Since we never spoke baby to our children – ever – we weren’t going to let our grans slide by variations on the theme by cutesying the “grand” term up. I knew I would never respond in public to such a title. No hyphenated poppa, no grammy, and absolutely no sweet derivative that will make my few real teeth ache at its utterance. [Apologies, to anyone who went that route – you were absolutely right in your personal preference. Ignore the ravings of this lunatic.]

I needed a title that could be called out in a crowded playground or park full of youngsters and allow me to instantly understand that it was I, and not one of the others in a geriatric bench crowd, being summoned.

Now I’ve been a huge fan of the movie “The Big Lebowski,” since the last century.

The Big Lebowski – Wikipedia

I understood the slacker nature of the central character Jeffrey “The Dude” Lebowski.  

Once upon a time I actually had his hair. I even had similar taste in clothing.

I’ve always suffered from arrested development. I ran from responsibility and achievement. All I ever wanted to do was “abide” life. Roll with it. See where it took me. A constant observer, not a participant.

Luckily, I married a woman who would have none of that and would not allow me to remain a slacker.

Indeed, while I cannot confirm or deny it, I believe “none of that” morphed into Lisa’s title, “Nona.”

She threw me into the arena of life. “We, who are about to die, salute you!”

Surprisingly, the dust has cleared and I’m still standing.

So, when the time came to impose official family nomenclature, I chose “The Dude.” Over time, familia familiarity led to the dropping of preceding definite article, so I’m known to and referred by Lucian, Scarlett, Savanna and Stella as simply, “Dude.”

[And yes, they are all characters in The Claire Saga]

Anyway, there are very few photographs of Dude and Nona in existence. My wife – a blood sorceress from a long-established upstate New York coven — refuses to be photographed, especially with me.

However, over the centuries we have been captured in art. Indeed, you can find representations under other titles in some of the rarest collections in the finest museums of Western Europe.

Lisa and I laughed when we spotted one in the Louvre in 2008.

Yesterday morning, at the Villages Cafe in Loveland, Colorado, one more bit of historical art entered the universe. Savanna, who is elven by blood and who loves to draw, captured us perfectly.

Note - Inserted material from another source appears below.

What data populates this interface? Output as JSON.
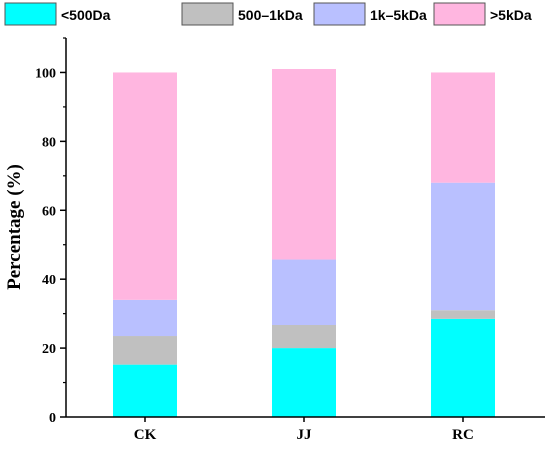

Anyway, once presented with her masterpiece, I was given two options: either exercise my eternal Bronx license to steal the little sketch pad – Lisa would have none of that – or to be a little more responsible in front of Savanna and just snap this photo.

The Dude abides. Photo it is.

And I am sharing it with the Universe. Voila.

Well, for you few poor young folks among my fine, five readers, Monday still retains its misery. A new work week begins. But not to worry, life speeds up every single day, so before you know it, it will be Friday yet again for more fun and shenanigans.

Until then let us all do our very best to make today a great one.